Klimaatopwarming: de zee is naar de zak

In de zomer van vorig jaar werd de kust opgeschrikt door een klimaatstudie van verschillende overheden. De zeespiegel stijgt met één meter. Dan zijn er eigenlijk maar twee keuzes: je laat de Westkust onderlopen of je bouwt metershoge dijken. De Westkustburgemeesters riepen om ter luidst dat dit een boycot was. Een andere bedreiging is de opwarming van het water: de vis trekt naar het Noorden.

Dat laatste aspect heeft nooit veel pers gehaald. De belangen van een kleine sector halen meestal geen pers. Doordat er teveel CO2 in de lucht komt, stijgt de temperatuur op aarde. Aangenaam voor wie in het Noorden wil wijn maken, maar veel minder aangenaam voor al de rest van de wereldbevolking. Door die stijging van de temperatuur,  warmt ook het zeewater op. Wat de CO2-uitstoot van de visserij betreft, die is verwaarloosbaar: ongeveer 0,56 % van het maritiem transport zegt een studie van Ecosonos uit 2007, tegenover 50 % voor cargo’s en containerschepen.

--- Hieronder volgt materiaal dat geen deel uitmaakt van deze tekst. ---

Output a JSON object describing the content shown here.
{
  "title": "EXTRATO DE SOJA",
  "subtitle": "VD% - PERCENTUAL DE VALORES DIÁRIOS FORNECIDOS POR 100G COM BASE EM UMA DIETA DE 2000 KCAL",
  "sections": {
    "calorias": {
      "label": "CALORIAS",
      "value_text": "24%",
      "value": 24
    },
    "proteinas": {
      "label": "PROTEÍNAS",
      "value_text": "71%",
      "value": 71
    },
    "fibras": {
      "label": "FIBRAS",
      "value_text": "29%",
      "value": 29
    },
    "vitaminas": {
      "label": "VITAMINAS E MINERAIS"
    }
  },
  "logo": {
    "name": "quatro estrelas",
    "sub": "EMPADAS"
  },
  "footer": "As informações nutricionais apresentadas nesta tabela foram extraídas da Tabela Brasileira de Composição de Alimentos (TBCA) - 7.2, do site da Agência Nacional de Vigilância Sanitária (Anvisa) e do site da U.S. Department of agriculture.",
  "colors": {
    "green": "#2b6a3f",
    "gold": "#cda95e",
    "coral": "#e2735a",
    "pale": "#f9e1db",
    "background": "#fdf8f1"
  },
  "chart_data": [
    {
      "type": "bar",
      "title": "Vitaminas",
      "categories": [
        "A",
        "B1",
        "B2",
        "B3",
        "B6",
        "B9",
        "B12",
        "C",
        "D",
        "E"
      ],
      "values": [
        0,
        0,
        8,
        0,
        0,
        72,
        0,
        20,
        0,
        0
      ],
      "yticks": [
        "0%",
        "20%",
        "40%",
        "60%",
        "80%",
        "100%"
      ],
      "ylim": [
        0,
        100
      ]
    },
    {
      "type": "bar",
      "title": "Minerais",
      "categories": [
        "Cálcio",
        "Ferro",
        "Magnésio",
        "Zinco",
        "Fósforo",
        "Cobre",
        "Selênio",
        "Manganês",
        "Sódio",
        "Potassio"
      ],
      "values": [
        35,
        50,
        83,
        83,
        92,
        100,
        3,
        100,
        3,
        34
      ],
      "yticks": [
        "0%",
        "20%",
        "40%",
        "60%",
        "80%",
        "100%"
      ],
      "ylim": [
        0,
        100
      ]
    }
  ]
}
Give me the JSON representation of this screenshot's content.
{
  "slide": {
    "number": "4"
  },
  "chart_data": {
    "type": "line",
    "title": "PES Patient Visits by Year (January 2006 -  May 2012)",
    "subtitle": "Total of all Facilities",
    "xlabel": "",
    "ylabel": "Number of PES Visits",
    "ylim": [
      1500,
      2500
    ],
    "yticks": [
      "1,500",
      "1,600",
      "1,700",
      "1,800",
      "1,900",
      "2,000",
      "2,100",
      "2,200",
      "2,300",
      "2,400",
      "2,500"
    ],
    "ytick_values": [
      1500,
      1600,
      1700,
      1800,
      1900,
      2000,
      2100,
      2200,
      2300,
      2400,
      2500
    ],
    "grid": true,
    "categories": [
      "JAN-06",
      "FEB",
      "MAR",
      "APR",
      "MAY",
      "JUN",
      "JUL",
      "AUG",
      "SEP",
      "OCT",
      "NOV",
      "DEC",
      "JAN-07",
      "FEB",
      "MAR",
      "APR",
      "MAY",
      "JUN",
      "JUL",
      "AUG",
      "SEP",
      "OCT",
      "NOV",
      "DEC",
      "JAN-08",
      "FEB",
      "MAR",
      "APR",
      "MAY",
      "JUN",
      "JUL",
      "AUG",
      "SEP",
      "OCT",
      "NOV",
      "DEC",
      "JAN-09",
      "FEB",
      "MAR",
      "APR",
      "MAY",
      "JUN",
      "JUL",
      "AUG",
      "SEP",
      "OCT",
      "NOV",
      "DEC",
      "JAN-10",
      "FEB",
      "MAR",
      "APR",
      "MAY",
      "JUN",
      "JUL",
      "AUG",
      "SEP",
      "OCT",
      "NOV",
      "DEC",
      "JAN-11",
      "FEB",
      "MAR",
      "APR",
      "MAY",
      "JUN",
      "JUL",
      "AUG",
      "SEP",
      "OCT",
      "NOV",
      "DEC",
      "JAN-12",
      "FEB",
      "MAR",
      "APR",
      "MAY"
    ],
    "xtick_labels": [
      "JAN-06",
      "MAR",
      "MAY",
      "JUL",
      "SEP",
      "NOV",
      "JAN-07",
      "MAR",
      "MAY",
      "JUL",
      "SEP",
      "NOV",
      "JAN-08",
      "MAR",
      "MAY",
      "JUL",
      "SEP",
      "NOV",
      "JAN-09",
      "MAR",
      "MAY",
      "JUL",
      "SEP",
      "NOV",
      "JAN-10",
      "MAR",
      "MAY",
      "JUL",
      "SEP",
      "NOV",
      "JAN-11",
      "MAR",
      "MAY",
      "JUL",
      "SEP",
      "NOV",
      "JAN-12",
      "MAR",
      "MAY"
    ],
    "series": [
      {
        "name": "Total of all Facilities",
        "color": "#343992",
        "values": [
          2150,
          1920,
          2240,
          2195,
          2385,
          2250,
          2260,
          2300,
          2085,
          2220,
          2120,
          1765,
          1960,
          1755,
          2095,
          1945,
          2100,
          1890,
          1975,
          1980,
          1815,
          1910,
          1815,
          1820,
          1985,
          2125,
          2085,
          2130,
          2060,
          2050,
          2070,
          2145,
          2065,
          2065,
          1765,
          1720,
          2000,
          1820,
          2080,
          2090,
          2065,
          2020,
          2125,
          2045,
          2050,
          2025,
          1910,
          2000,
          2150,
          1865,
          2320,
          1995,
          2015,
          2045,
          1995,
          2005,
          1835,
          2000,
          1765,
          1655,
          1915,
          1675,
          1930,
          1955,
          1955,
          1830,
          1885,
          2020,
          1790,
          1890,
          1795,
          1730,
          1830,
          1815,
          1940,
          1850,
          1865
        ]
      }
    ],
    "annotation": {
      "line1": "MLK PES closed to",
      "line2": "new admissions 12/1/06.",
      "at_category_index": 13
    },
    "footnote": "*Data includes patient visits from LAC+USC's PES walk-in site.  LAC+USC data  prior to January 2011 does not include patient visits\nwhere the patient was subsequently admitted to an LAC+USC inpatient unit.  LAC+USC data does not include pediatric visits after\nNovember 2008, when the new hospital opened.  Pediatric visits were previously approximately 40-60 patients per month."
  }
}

De visserij draagt wel mee de gevolgen: koud water minnende vis verhuist, warmte minnende en ongewenste soorten komen in de plaats én hier en daar gaan planten of bacteriën zich wat anders gedragen.

Twee gerenommeerde instituten (ICES en IMARES) kwamen samen met anderen tot de conclusie dat de discussie over het schol- en tongbestand allicht evenveel te maken heeft met migratie door temperatuur als met visserijdruk. Zo is éénjarige schol bijna niet meer te vinden in de kinderkamers (de kweekzones) en staat vast dat die vis opschuift naar het Noorden én het Westen. Wat tong betreft ligt het allemaal iets ingewikkelder, maar de trend wordt gevolgd. Ook garnaal, kabeljauw en schelvis schuiven op naar het Noorden. De grijze garnaal verlaat vb. grotendeels het Noorden van Frankrijk. Je zal dan maar geïnvesteerd hebben in een garnalenschuit.

Geen probleem, hoor je, de Belgen volgen de vis toch van Spanje tot Ijsland en gaan wel achter hun buit aan. Kustvisserij is er nauwelijks.

Daar zijn wel een aantal grenzen aan: méér en méér landen denken er aan delen van ‘hun’ zee te sluiten. Groot-Brittannië wil ongeveer dertig procent van de Ierse zee sluiten. Het zit er dus dik in dat we in de toekomst toch enigszins gelimiteerd zullen worden in onze verplaatsing. Is het niet door de overheden, dan door de centen. De prijs van de brandstof staat tamelijk laag op dit moment, maar dat blijft niet zo.

Nieuwe soorten als zeebaars en inktvis kunnen voor extra-inkomsten zorgen maar brengen in hun kielzog kwallen en andere invasieve soorten mee. Om nog te zwijgen van het groeiend aantal algen en wieren én een aantal bacteriën die blijkbaar beter gedijen bij warm water

OVERSTROMINGEN

Daarnaast komt dan inderdaad de dreiging van mogelijke overstromingen. De zeespiegel steeg tussen 1927 en 2006 al met 1,67 mm per jaar. Dat is weinig, maar tel dat op en doe er nog een aantal tientallen jaren bij en we zitten in de problemen. Je kan dan delen land laten onderlopen. Je kan ook delen op zee veroveren, constant baggeren, één meter hoge dijken bouwen enz… Alleen mogen we één ding niet vergeten: dat kost allemaal geld, handenvol geld. En bovendien: het volstaat niet om dijken te bouwen, de rivieren moeten ook nog naar de zee kunnen lopen. Bergop is dat moeilijk.

We zijn dan ook benieuwd of die verontwaardigde kustburgemeesters daar iets aan doen. Tijdens de Fietstocht aan zee bezocht Climaxi deze zomer alle gemeentebesturen. In Koksijde en Oostende had men concrete plannen gemaakt om het eigen energieverbruik en de erbij horende uitstoot gecontroleerd te gaan terug schroeven. Van de anderen vernamen we niets. Wie dat niet doet, moet ook niet komen huilen.